Two of St. Francis’ partner physicians, Leland C. McCluskey and Sylvester McRae, said their primary concern is patient care. Both are members of the hospital’s foundation board.
“I may be naive, but I trust the community leaders and Robert, and we are confident we can go about the business of taking care of the patients,” McCluskey said. “I think patients feel they are getting that quality care when they come in to the hospital. And I don’t see that changing just because of the numbers on the books.”
McRae said he felt betrayed.
“Not in the individuals here, but in the individual responsible for the error,” McRae said. “The board members are intricately involved in this process. They have been out here long hours since this thing broke. We have something good here. ... We’re doing good things and that ought to be reflected. And it is reflected in the patient care.”The issues come after the hospital has undergone a major expansion and renovation.

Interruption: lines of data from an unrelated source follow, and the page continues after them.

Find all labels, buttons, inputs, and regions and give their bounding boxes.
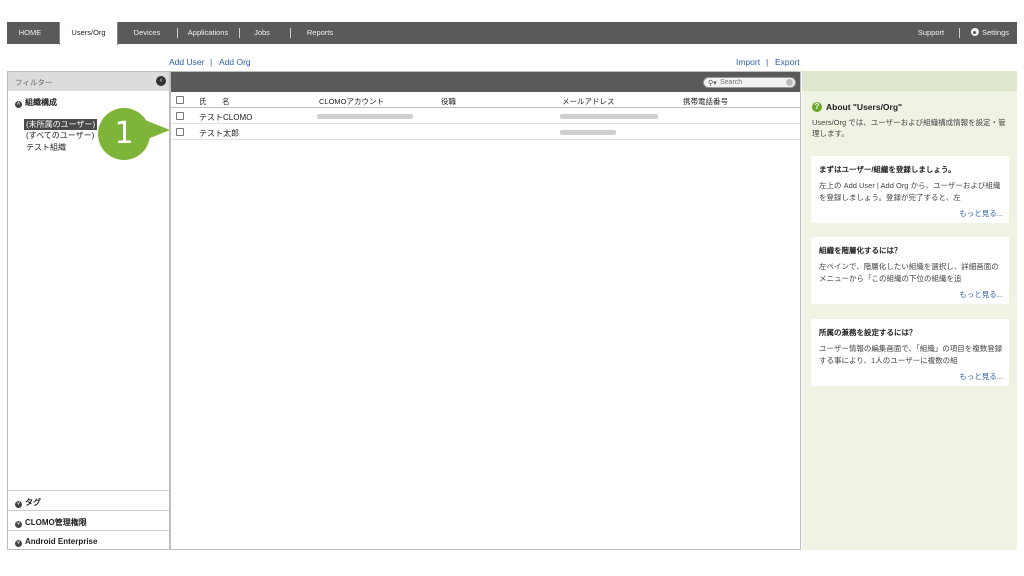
tag-section-title: ˅ タグ (15, 497, 41, 508)
row-checkbox[interactable] (176, 128, 184, 136)
nav-home[interactable]: HOME (7, 22, 53, 44)
col-first-name[interactable]: 名 (222, 96, 230, 107)
top-nav: HOME Users/Org Devices Applications Jobs… (7, 22, 1017, 45)
help-card-title: 組織を階層化するには？ (819, 246, 902, 255)
help-card: 所属の兼務を設定するには？ ユーザー情報の編集画面で、「組織」の項目を複数登録す… (811, 319, 1009, 386)
help-icon: ? (812, 102, 822, 112)
clomo-section-title: ˅ CLOMO管理権限 (15, 517, 87, 528)
table-row[interactable]: テスト太郎 (171, 125, 800, 140)
search-input[interactable] (720, 78, 780, 87)
collapse-left-icon[interactable]: ‹ (156, 76, 166, 86)
row-name: テストCLOMO (199, 113, 253, 122)
gear-icon (970, 28, 979, 36)
help-card-more-link[interactable]: もっと見る... (959, 208, 1003, 219)
filter-header: フィルター ‹ (8, 72, 169, 91)
help-card-more-link[interactable]: もっと見る... (959, 371, 1003, 382)
filter-label: フィルター (15, 78, 53, 87)
nav-users-org[interactable]: Users/Org (59, 22, 118, 45)
help-card: 組織を階層化するには？ 左ペインで、階層化したい組織を選択し、詳細画面のメニュー… (811, 237, 1009, 304)
table-header: 氏 名 CLOMOアカウント 役職 メールアドレス 携帯電話番号 (171, 92, 800, 108)
add-org-link[interactable]: Add Org (219, 57, 251, 67)
help-card-body: 左上の Add User | Add Org から、ユーザーおよび組織を登録しま… (819, 181, 1001, 202)
table-row[interactable]: テストCLOMO (171, 109, 800, 124)
about-title: About "Users/Org" (826, 102, 903, 112)
clomo-section-header[interactable]: ˅ CLOMO管理権限 (8, 510, 169, 530)
table-toolbar: ⚲▾ (171, 72, 800, 92)
android-section-title: ˅ Android Enterprise (15, 537, 97, 547)
row-checkbox[interactable] (176, 112, 184, 120)
about-description: Users/Org では、ユーザーおよび組織構成情報を設定・管理します。 (812, 118, 1006, 138)
link-separator: | (766, 57, 769, 67)
add-user-link[interactable]: Add User (169, 57, 204, 67)
user-table-panel: ⚲▾ 氏 名 CLOMOアカウント 役職 メールアドレス 携帯電話番号 テストC… (170, 71, 801, 550)
search-box[interactable]: ⚲▾ (703, 77, 796, 88)
tag-section-label: タグ (25, 498, 41, 507)
settings-label: Settings (981, 28, 1010, 37)
nav-reports[interactable]: Reports (299, 22, 341, 44)
blurred-email (560, 130, 616, 135)
android-section-label: Android Enterprise (25, 537, 98, 546)
help-card-body: ユーザー情報の編集画面で、「組織」の項目を複数登録する事により、1人のユーザーに… (819, 344, 1003, 365)
tree-item-all-users[interactable]: (すべてのユーザー) (26, 130, 94, 141)
clear-search-icon[interactable] (786, 79, 793, 86)
chevron-down-icon: ˅ (15, 540, 22, 547)
chevron-down-icon: ˅ (15, 501, 22, 508)
help-card-body: 左ペインで、階層化したい組織を選択し、詳細画面のメニューから「この組織の下位の組… (819, 262, 999, 283)
nav-jobs[interactable]: Jobs (245, 22, 279, 44)
col-mobile[interactable]: 携帯電話番号 (683, 96, 728, 107)
nav-settings[interactable]: Settings (964, 22, 1016, 44)
import-link[interactable]: Import (736, 57, 760, 67)
nav-divider (290, 28, 291, 38)
help-panel: ? About "Users/Org" Users/Org では、ユーザーおよび… (802, 71, 1017, 550)
link-separator: | (210, 57, 213, 67)
nav-divider (239, 28, 240, 38)
tag-section-header[interactable]: ˅ タグ (8, 490, 169, 510)
tree-item-unassigned[interactable]: (未所属のユーザー) (24, 119, 98, 130)
col-email[interactable]: メールアドレス (562, 96, 615, 107)
tree-item-test-org[interactable]: テスト組織 (26, 142, 66, 153)
blurred-account (317, 114, 413, 119)
org-section-header[interactable]: ˄ 組織構成 (15, 97, 57, 108)
nav-applications[interactable]: Applications (181, 22, 235, 44)
blurred-email (560, 114, 658, 119)
col-title[interactable]: 役職 (441, 96, 456, 107)
clomo-section-label: CLOMO管理権限 (25, 518, 87, 527)
col-last-name[interactable]: 氏 (199, 96, 207, 107)
chevron-down-icon: ˅ (15, 521, 22, 528)
nav-divider (959, 28, 960, 38)
search-icon: ⚲▾ (708, 80, 717, 87)
help-card: まずはユーザー/組織を登録しましょう。 左上の Add User | Add O… (811, 156, 1009, 223)
org-section-label: 組織構成 (25, 98, 57, 107)
row-name: テスト太郎 (199, 129, 239, 138)
help-panel-header (802, 71, 1017, 91)
nav-support[interactable]: Support (909, 22, 953, 44)
nav-divider (177, 28, 178, 38)
export-link[interactable]: Export (775, 57, 800, 67)
col-clomo-account[interactable]: CLOMOアカウント (319, 96, 384, 107)
help-card-more-link[interactable]: もっと見る... (959, 289, 1003, 300)
select-all-checkbox[interactable] (176, 96, 184, 104)
callout-number: 1 (114, 116, 134, 151)
nav-devices[interactable]: Devices (123, 22, 171, 44)
android-section-header[interactable]: ˅ Android Enterprise (8, 530, 169, 550)
chevron-up-icon: ˄ (15, 101, 22, 108)
help-card-title: まずはユーザー/組織を登録しましょう。 (819, 165, 956, 174)
help-card-title: 所属の兼務を設定するには？ (819, 328, 917, 337)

In October 2011, St. Francis Hospital broke ground on a $110 million expansion — the largest ever — of its campus on Manchester Expressway.
The $150 million project, completed a year ago, expanded its 600,000 square feet of space to nearly 1 million. It included two large structures — a clinic services tower and medical office building — and creation of a new Heart Hospital and a Women’s Hospital.
Other elements of the expansion included a larger surgical suite, a new operating room, a cardiovascular intensive care unit and a medical intensive care unit. It also brought 230 private patient rooms, an improvement from the previous 75 private and 110 semi-private rooms at the hospital. There’s also a new conference center with a 324-seat auditorium.The hospital added about 300 jobs during the project.
The expansion was financed by the U.S. Department of Housing and Urban Development Federal Housing Administration’s Section 242 Hospital Mortgage Insurance Program, officials said, with the hospital having access to a loan of up to $210 million, which allowed the hospital to consolidate existing debt.
Granger said Thursday that HUD and Columbus Bank and Trust Co., the hospital’s two largest lenders, have been notified of the misinformation on the financial reports. He said no payments to either institution had been missed.The St. Francis announcement comes less than three weeks after its competitor Columbus Regional Health eliminated 219 positions that would save the company $23 million.